Am 28. November befindet die Bevölkerung an der Gemeindeversammlung über den Planungskredit und eine Umzonung von 1500 Quadratmetern. Die Höhe des Planungskredites ist noch nicht im Detail festgelegt. Die Hälfte der umgezonten Fläche ist für Parkplätze, der Rest für die Kleintierhaltung vorgesehen. Der Bereich um das Pflegewohnheim Mettenweg soll autofrei bleiben.

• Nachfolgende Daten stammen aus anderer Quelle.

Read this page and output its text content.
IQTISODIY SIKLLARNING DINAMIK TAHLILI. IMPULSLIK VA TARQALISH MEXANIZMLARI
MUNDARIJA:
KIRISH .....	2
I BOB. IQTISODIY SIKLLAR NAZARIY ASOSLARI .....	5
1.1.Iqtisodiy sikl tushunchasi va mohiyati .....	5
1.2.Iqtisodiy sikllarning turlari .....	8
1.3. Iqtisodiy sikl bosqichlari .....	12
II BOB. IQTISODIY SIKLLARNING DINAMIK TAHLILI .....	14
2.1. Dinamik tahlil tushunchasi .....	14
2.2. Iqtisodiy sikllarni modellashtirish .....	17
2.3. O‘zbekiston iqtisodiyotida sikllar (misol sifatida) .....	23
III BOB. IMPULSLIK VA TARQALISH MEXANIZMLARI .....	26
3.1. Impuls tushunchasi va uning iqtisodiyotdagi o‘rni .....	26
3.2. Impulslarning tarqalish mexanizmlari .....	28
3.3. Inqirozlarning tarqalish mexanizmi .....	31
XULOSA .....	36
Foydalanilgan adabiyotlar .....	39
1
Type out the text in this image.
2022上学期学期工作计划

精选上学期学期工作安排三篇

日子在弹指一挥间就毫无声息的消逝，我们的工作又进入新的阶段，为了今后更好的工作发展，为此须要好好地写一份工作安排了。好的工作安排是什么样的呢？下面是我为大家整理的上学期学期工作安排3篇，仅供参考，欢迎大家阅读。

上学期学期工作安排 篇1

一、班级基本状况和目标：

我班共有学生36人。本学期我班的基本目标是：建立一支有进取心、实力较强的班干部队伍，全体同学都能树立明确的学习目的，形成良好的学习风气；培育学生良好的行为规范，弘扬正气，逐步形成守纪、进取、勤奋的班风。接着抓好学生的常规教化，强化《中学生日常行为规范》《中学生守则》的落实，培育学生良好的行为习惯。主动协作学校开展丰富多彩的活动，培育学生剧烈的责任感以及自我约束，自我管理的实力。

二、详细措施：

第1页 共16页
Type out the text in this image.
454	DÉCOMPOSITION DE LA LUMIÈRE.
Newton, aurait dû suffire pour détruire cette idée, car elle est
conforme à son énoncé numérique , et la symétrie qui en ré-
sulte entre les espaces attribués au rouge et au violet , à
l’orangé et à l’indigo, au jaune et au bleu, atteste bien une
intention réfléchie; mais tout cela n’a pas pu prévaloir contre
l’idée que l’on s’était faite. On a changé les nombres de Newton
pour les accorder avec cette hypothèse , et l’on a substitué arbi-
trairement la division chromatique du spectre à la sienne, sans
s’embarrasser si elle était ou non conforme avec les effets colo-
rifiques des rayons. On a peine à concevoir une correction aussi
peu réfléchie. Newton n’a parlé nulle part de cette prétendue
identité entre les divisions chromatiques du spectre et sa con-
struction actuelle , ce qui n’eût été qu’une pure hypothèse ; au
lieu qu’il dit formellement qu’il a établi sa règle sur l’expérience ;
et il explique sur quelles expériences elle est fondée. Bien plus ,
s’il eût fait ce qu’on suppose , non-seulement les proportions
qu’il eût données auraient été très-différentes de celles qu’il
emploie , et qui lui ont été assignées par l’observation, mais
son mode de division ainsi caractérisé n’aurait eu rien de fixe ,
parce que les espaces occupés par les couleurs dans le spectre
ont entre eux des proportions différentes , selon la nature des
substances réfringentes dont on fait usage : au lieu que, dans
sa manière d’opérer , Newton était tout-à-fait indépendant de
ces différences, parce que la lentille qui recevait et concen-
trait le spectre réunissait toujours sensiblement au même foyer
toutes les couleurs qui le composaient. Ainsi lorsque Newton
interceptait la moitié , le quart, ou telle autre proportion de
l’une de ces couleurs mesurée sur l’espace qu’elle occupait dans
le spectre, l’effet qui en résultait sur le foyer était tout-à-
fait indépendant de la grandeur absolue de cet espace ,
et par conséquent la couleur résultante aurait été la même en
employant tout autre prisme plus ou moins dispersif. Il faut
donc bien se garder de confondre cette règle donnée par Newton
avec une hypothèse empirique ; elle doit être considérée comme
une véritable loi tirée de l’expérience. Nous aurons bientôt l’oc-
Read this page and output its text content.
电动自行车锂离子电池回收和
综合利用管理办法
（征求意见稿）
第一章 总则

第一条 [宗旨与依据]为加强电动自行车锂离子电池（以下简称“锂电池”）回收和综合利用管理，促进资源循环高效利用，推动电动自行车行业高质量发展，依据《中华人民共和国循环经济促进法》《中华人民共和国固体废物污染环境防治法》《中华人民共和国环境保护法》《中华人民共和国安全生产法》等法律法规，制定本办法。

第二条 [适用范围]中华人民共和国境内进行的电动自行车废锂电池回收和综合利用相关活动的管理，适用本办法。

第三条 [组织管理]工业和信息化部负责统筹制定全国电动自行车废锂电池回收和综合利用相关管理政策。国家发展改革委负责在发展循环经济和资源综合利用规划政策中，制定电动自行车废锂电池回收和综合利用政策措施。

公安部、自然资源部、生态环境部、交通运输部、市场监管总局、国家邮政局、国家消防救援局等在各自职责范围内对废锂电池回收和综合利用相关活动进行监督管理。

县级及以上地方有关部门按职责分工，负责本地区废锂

Da die Gemeinde vorher das daneben liegende Haus Centro, in dem Plätze für betreutes Wohnen geplant sind, umbauen will, ist der Spatenstich für den Mettenweg-Neubau erst für Frühling 2021 geplant. Der Kanton, der sich mit einem zinslosen Darlehen von 13,5 Millionen Franken an den Baukosten beteiligt, verlangt aber eine Baubewilligung bis spätestens Ende 2019. Noch nicht ganz klar ist, was mit dem ehemaligen Patrizierhaus aus dem 16. Jahrhundert passiert. «Das prüfen wir noch», sagte Martin Mathis. «Eine Möglichkeit wäre die Erstellung von bezahlbaren Wohnungen», so der Gemeinderat weiter.

Das Siegerprojekt «TILIA» und die weiteren Projekte können bis am 26. September jeweils von 17 bis 21 Uhr im Pestalozzisaal besichtigt werden.